Ia melihat Lina sedang duduk di bangkunya. Lina yang sedang memandangi sebuah gambar yang terbuat dari goresan pensil, tak menghiraukan kehadirannya. Ada seorang bocah kecil yang duduk di bawah jembatan dengan memegang kentrung. Ia takjub sekali melihat estetika gambar itu. “Lina apa itu?”
“Gambar Nabila.”
“Iya aku tahu itu, siapa yang membuat?”
“Bintar.”
“Loh, kamu kok dapat ini dari dia?”
Lina tertawa. Ia menanggapi dengan senyum simpulnya. “Dia pinter kalau gambar,” jawabnya kemudian.
“Sini lihat,” kata Nabila sambil mengambil kertas itu.
Ia memperhatikan gambar itu lekat-lekat. Benar-benar gambar yang bagus. Garis lengkung maupun garis lurusnya sungguh perspektif. Tatanan kota di belakang bocah itu nyaris seperti aslinya. Baru kali ini ia tahu kalau Bintar, sahabat masa kecil yang tidak begitu akrab dengannya, ternyata pandai melukis.
Beberapa hari setelah UTS selesai, seorang guru memampang nilai ujian tengah semester. Anak-anak bergerombol di depan mading. Nabila mengajak Lina untuk melihat.
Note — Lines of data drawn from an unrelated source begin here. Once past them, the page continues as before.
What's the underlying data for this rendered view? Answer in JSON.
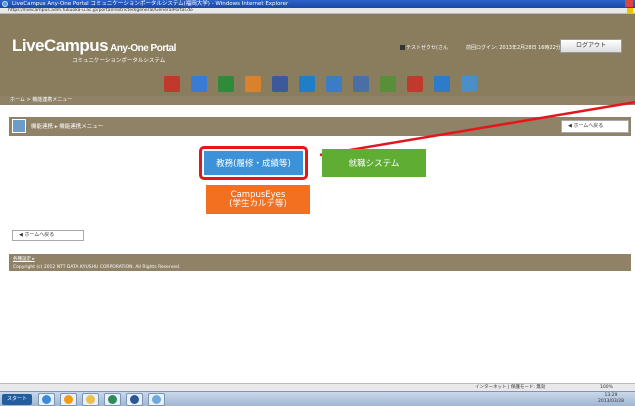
{
  "browser": {
    "title": "LiveCampus Any-One Portal コミュニケーションポータルシステム(福岡大学) - Windows Internet Explorer",
    "url": "https://livecampus.adm.fukuoka-u.ac.jp/portal/restricted/general/GeneralPortal.do"
  },
  "header": {
    "logo": "LiveCampus",
    "logo_suffix": "Any-One Portal",
    "subtitle": "コミュニケーションポータルシステム",
    "user": "テストゼクセ(さん",
    "last_login": "前回ログイン: 2013年2月28日 16時22分",
    "logout": "ログアウト",
    "nav": [
      {
        "label": "ホーム",
        "color": "#c0392b"
      },
      {
        "label": "スケジュール",
        "color": "#3a7bd5"
      },
      {
        "label": "掲示",
        "color": "#2e8b3a"
      },
      {
        "label": "連絡通知",
        "color": "#d9822b"
      },
      {
        "label": "機能連携",
        "color": "#3c5a99"
      },
      {
        "label": "リンク",
        "color": "#1f7ec7"
      },
      {
        "label": "アンケート",
        "color": "#3b7dc4"
      },
      {
        "label": "レポート",
        "color": "#4a6fa5"
      },
      {
        "label": "Q&A",
        "color": "#5a8f3a"
      },
      {
        "label": "掲載ホーム",
        "color": "#c0392b"
      },
      {
        "label": "ダウンロード",
        "color": "#2e7bc9"
      },
      {
        "label": "クラスマイス",
        "color": "#4a8fc8"
      }
    ]
  },
  "breadcrumb": "ホーム > 機能連携メニュー",
  "panel": {
    "title": "機能連携 ▸ 機能連携メニュー",
    "home_button_top": "ホームへ戻る"
  },
  "tiles": {
    "academic": "教務(履修・成績等)",
    "job": "就職システム",
    "campus_eyes_line1": "CampusEyes",
    "campus_eyes_line2": "(学生カルテ等)"
  },
  "home_button_bottom": "ホームへ戻る",
  "footer": {
    "support": "各種設定 ▸",
    "copyright": "Copyright (c) 2012 NTT DATA KYUSHU CORPORATION. All Rights Reserved."
  },
  "statusbar": {
    "zone": "インターネット | 保護モード: 無効",
    "zoom": "100%"
  },
  "taskbar": {
    "start": "スタート",
    "clock_time": "13:29",
    "clock_date": "2013/03/28"
  },
  "colors": {
    "header_bg": "#8a7d5e",
    "tile_blue": "#3b92d8",
    "tile_green": "#60ad34",
    "tile_orange": "#f37021",
    "highlight_red": "#e4161c"
  }
}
Setelah mengamati, ia mendapat nilai tertinggi di mata pelajaran kimia, fisika dan biologi. Ia memang sangat mempersiapkan ujian itu. Setiap malam ia mengerjakan puluhan soal tanpa kenal lelah.
Tetapi setelah memperhatikan lebih detail pada nilai matematikanya, ternyata ia tertinggi kedua. Ia melihat ada yang lebih tinggi dari nilainya. Matanya membesar mengeja nama, Bintar Jiwa Nanda. Ia tersenyum sejenak, heran dan takjub. Saat keluar dari kerumunan orang yang berada di mading, ia merenung diri.
Setelah beberapa langkah berlalu, ia baru sadar bahwa ia sedikit lemah di beberapa bab matematika. Ia sudah akan tiba di kelas. Bintar tiba-tiba berdiri di depannya, tepat di pintu masuk. “Bintar!” sapanya.
“Iya, ada apa Nabila?”
“Bisa ajari aku matematika?” Ia kaget pada diri sendiri bisa sespontan itu.
“Bisa, tetapi kamu lebih pintar dari pada aku.”